Sudah lama sekali sejak terakhir kali saya membuat resolusi di akhir tahun. Dulu, saya rajin membuat resolusi untuk diwujudkan di tahun berikutnya. Ingin kursus akupunktur, ingin belajar diving, ingin traveling ke Mesir, ingin memulai kebiasaan berolahraga dengan teratur—pokoknya banyak. Setelah menyusun resolusi-resolusi itu, rasanya semangat hidup saya melambung setinggi langit, seolah semua tujuan itu sudah di depan mata dan tinggal diraih dengan tangan. Saya lalu berangan-angan akan secepatnya mencari alamat kursus akupunktur dan diving yang kompeten, membeli baju dan sepatu olahraga, browsing tiket murah ke Mesir.
Tahun baru pun datang, terus melaju dengan cepat, dan tahu-tahu sudah menjelang akhir tahun lagi. Tapi saya tetap saja belum melakukan apa pun untuk mewujudkan resolusi-resolusi saya. Memang, sih, saya pernah browsing tiket dan menemukan tiket murah ke Mesir, tapi ternyata tabungan saya sudah telanjur terkuras untuk keperluan lain. Balon euforia pun pelan-pelan mengempis seiring waktu dan rutinitas hidup, lalu tanpa sadar sudah hilang entah ke mana.…
Saya bukan satu-satunya orang yang suka menyepelekan resolusi. Survei Newsmaxhealth yang dipublikasikan dalam Scranton’s Journal of Clinical Psychology di Texas University menunjukkan, hampir 50% responden mengaku membuat resolusi tahun baru. Namun faktanya, 92% dari resolusi itu gagal diwujudkan.
Menurut Rosdiana Setyaningrum, psikolog dari Diana and Associates, karena tidak ada penalti atau hukuman bila kita tidak mewujudkan resolusi, maka orang cenderung menganggap enteng resolusi. Tidak seperti menghadapi ujian sekolah atau pekerjaan di kantor, yang bisa berisiko kita tidak lulus atau dipecat dari pekerjaan. Bahkan, tak jarang resolusi hanya dijadikan candaan di antara teman-teman untuk memeriahkan acara tahun baru.
Padahal, kata Diana, membuat resolusi itu penting agar kita selalu punya tujuan hidup. Dengan membuat resolusi, kita belajar dan melatih diri untuk menentukan dan menetapkan target hidup, dan yang penting mencapainya. Menentukan target-target sangat penting agar selalu ada kemajuan dalam hidup kita, sehingga tidak stuck di satu titik yang membuat kita dilanda kebosanan dan akhirnya apatis menghadapi rutinitas hidup. Kalau kita terbiasa mencanangkan resolusi dan berusaha mencapainya terlepas dari berhasil atau gagal—kita juga akan makin mengenali potensi sekaligus batasan diri kita. Diana menyarankan agar kita membuat resolusi untuk belajar sesuatu yang baru setiap tahunnya, misalnya belajar menyulam, menyetir mobil, menari, kursus bahasa asing, dan sebagainya, agar otak kita terus bekerja, dan tidak lekas pikun.
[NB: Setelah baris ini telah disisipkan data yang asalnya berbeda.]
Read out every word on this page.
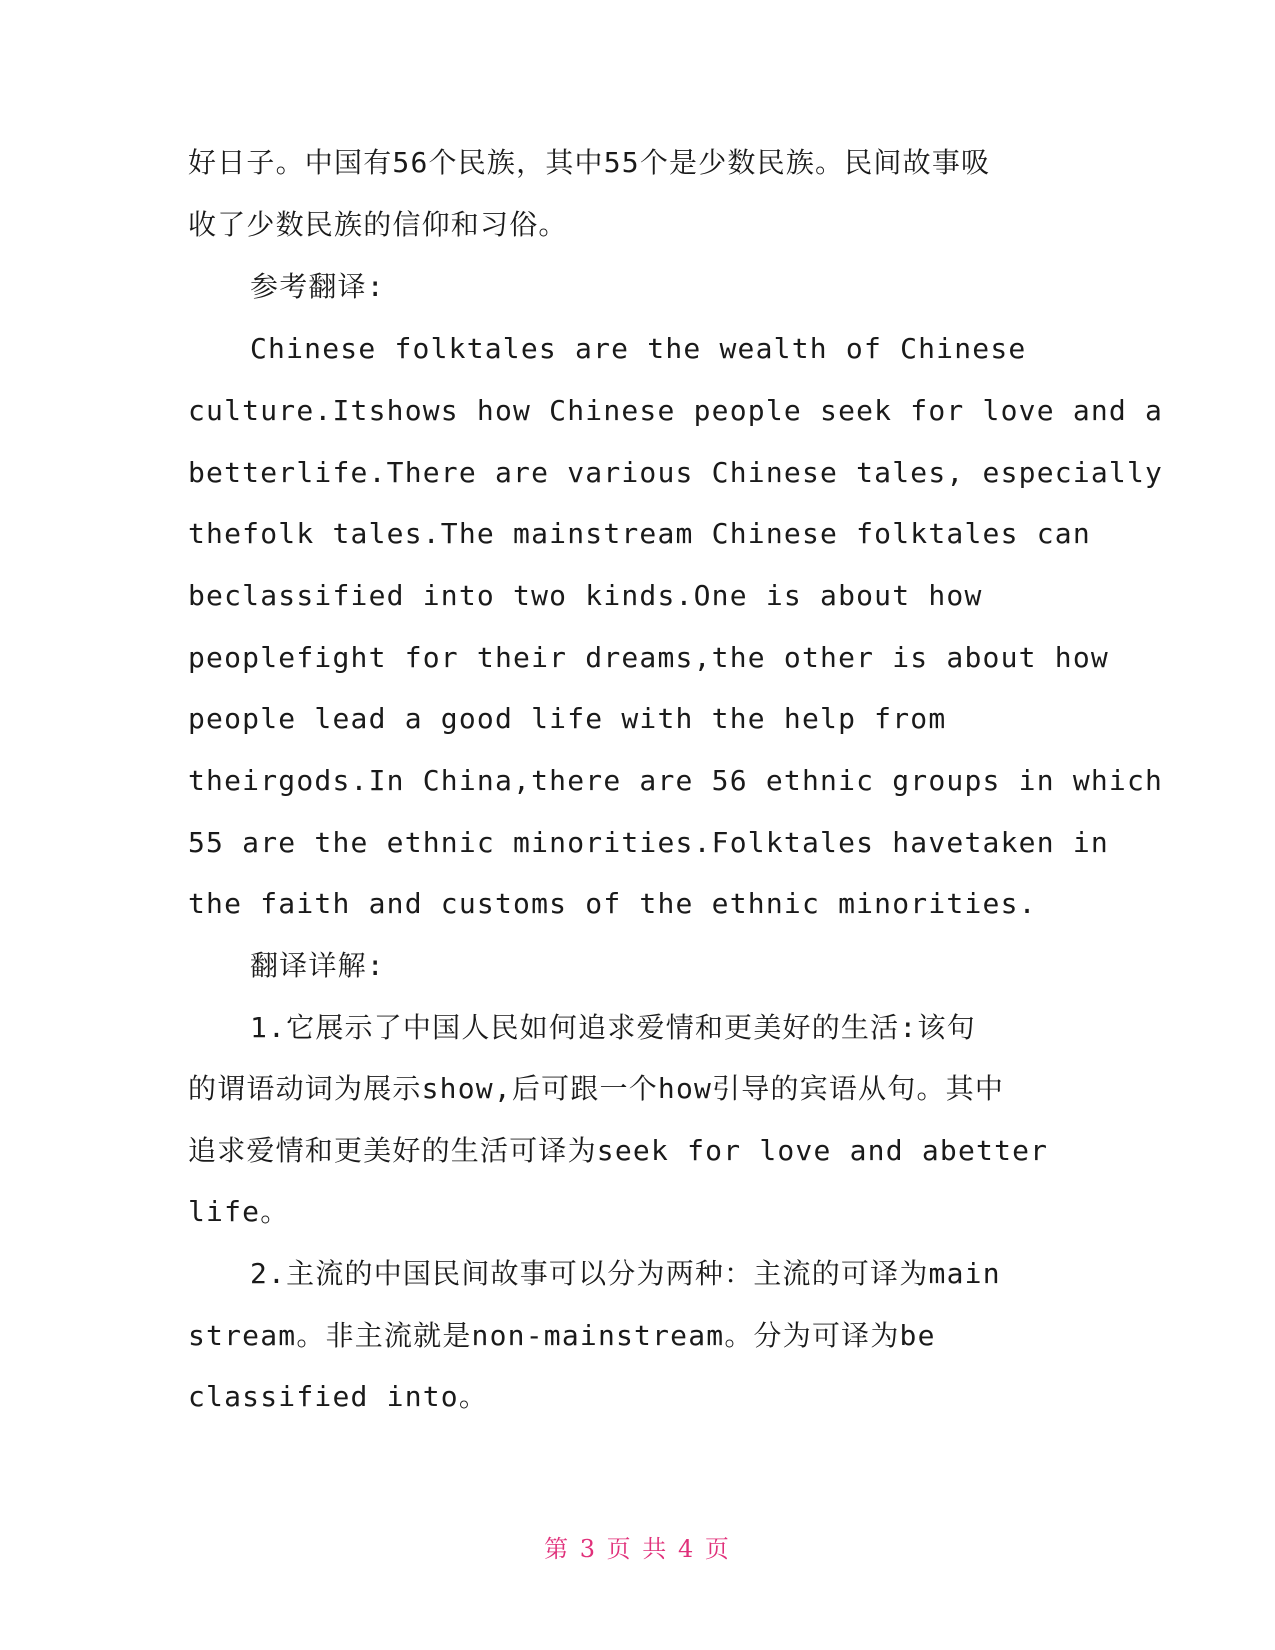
好日子。中国有56个民族，其中55个是少数民族。民间故事吸
收了少数民族的信仰和习俗。
参考翻译:
Chinese folktales are the wealth of Chinese
culture.Itshows how Chinese people seek for love and a
betterlife.There are various Chinese tales, especially
thefolk tales.The mainstream Chinese folktales can
beclassified into two kinds.One is about how
peoplefight for their dreams,the other is about how
people lead a good life with the help from
theirgods.In China,there are 56 ethnic groups in which
55 are the ethnic minorities.Folktales havetaken in
the faith and customs of the ethnic minorities.
翻译详解:
1.它展示了中国人民如何追求爱情和更美好的生活:该句
的谓语动词为展示show,后可跟一个how引导的宾语从句。其中
追求爱情和更美好的生活可译为seek for love and abetter
life。
2.主流的中国民间故事可以分为两种：主流的可译为main
stream。非主流就是non-mainstream。分为可译为be
classified into。
第 3 页 共 4 页
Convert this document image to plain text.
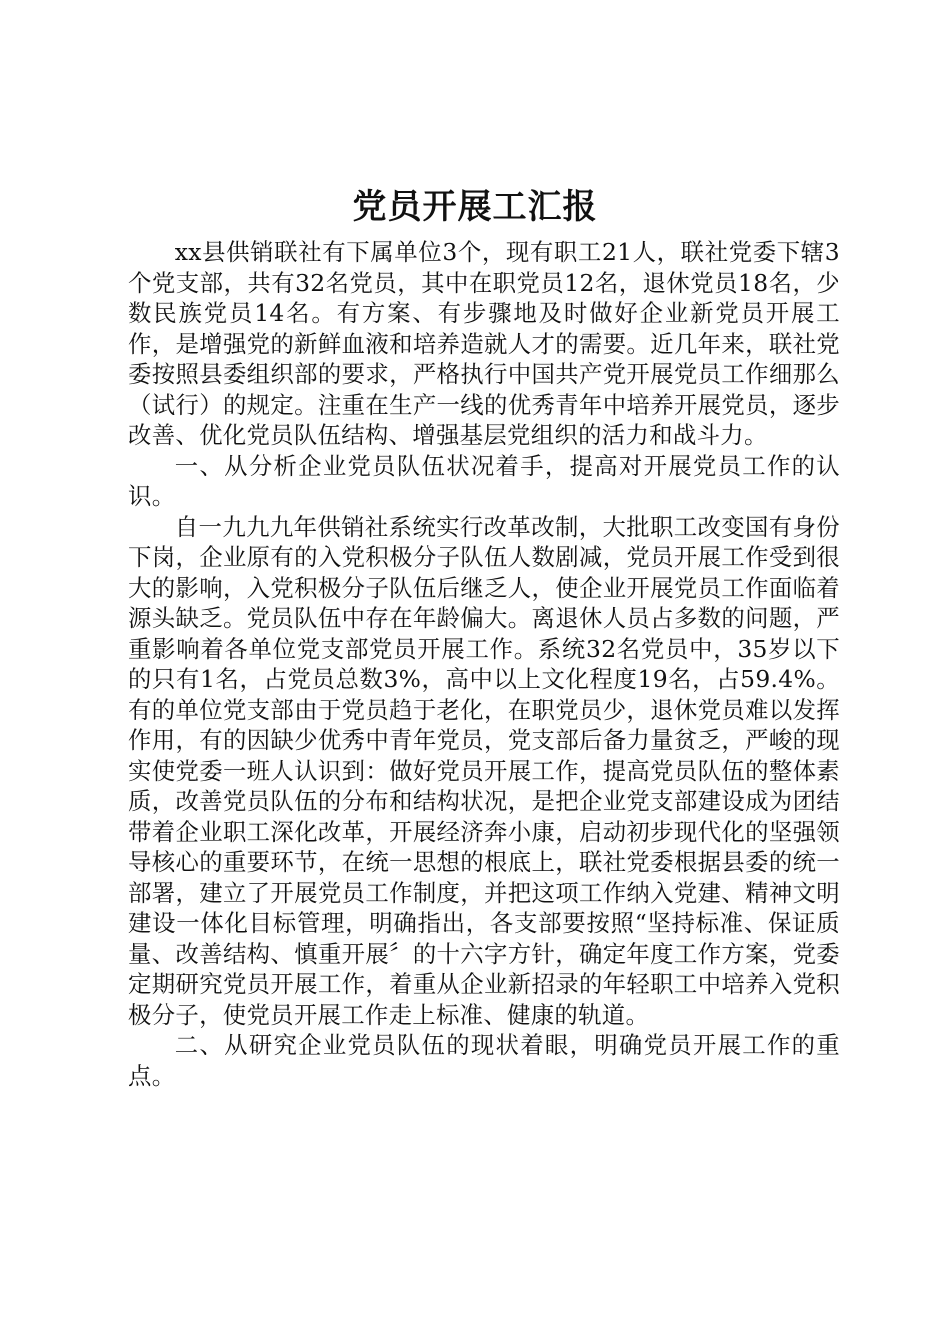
党员开展工汇报

xx县供销联社有下属单位3个，现有职工21人，联社党委下辖3个党支部，共有32名党员，其中在职党员12名，退休党员18名，少数民族党员14名。有方案、有步骤地及时做好企业新党员开展工作，是增强党的新鲜血液和培养造就人才的需要。近几年来，联社党委按照县委组织部的要求，严格执行中国共产党开展党员工作细那么（试行）的规定。注重在生产一线的优秀青年中培养开展党员，逐步改善、优化党员队伍结构、增强基层党组织的活力和战斗力。

一、从分析企业党员队伍状况着手，提高对开展党员工作的认识。

自一九九九年供销社系统实行改革改制，大批职工改变国有身份下岗，企业原有的入党积极分子队伍人数剧减，党员开展工作受到很大的影响，入党积极分子队伍后继乏人，使企业开展党员工作面临着源头缺乏。党员队伍中存在年龄偏大。离退休人员占多数的问题，严重影响着各单位党支部党员开展工作。系统32名党员中，35岁以下的只有1名，占党员总数3%，高中以上文化程度19名，占59.4%。有的单位党支部由于党员趋于老化，在职党员少，退休党员难以发挥作用，有的因缺少优秀中青年党员，党支部后备力量贫乏，严峻的现实使党委一班人认识到：做好党员开展工作，提高党员队伍的整体素质，改善党员队伍的分布和结构状况，是把企业党支部建设成为团结带着企业职工深化改革，开展经济奔小康，启动初步现代化的坚强领导核心的重要环节，在统一思想的根底上，联社党委根据县委的统一部署，建立了开展党员工作制度，并把这项工作纳入党建、精神文明建设一体化目标管理，明确指出，各支部要按照“坚持标准、保证质量、改善结构、慎重开展〞的十六字方针，确定年度工作方案，党委定期研究党员开展工作，着重从企业新招录的年轻职工中培养入党积极分子，使党员开展工作走上标准、健康的轨道。

二、从研究企业党员队伍的现状着眼，明确党员开展工作的重点。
Resolusi tidak harus menargetkan hal-hal besar, seperti ingin menurunkan berat badan 20 kg dalam setahun, atau melanjutkan sekolah S-3, atau berlibur ke Amerika bersama keluarga (terlalu ‘mainstream’ mungkin, buat penggemar aliran ‘anti-mainstream’). Membuat resolusi-resolusi kecil tak kalah ajaib hasilnya. Misalnya, ingin meluangkan lebih banyak waktu untuk orang tua kita, ingin menyisihkan 1% penghasilan per bulan untuk kas rumah ibadah di dekat rumah, atau menargetkan membaca dua buku setiap bulan sampai tamat.
Tapi Anda tak boleh lupa— bagaimana kita menjaga agar balon euforia resolusi tidak kempis di tengah jalan. Kita bisa membuat resolusi yang masuk akal dan sesuai dengan kemampuan kita, sehingga lebih mudah dicapai. Ini lebih baik daripada membuat resolusi muluk-muluk yang membutuhkan usaha esktra keras untuk mewujudkannya.
Mary Dainty, seorang dokter dari Baylor All Saints Medical Center di Texas, menemukan fakta bahwa mereka yang menuliskan harapan berikut cara-cara untuk mencapainya lebih berhasil mewujudkan resolusi dibandingkan mereka yang hanya menyimpannya di dalam hati. Namun pada akhirnya semua itu kembali kepada tekad dan usaha tiap individu—apakah dia benar-benar ingin mewujudkan, atau justru melecehkan resolusi yang dibuatnya sendiri.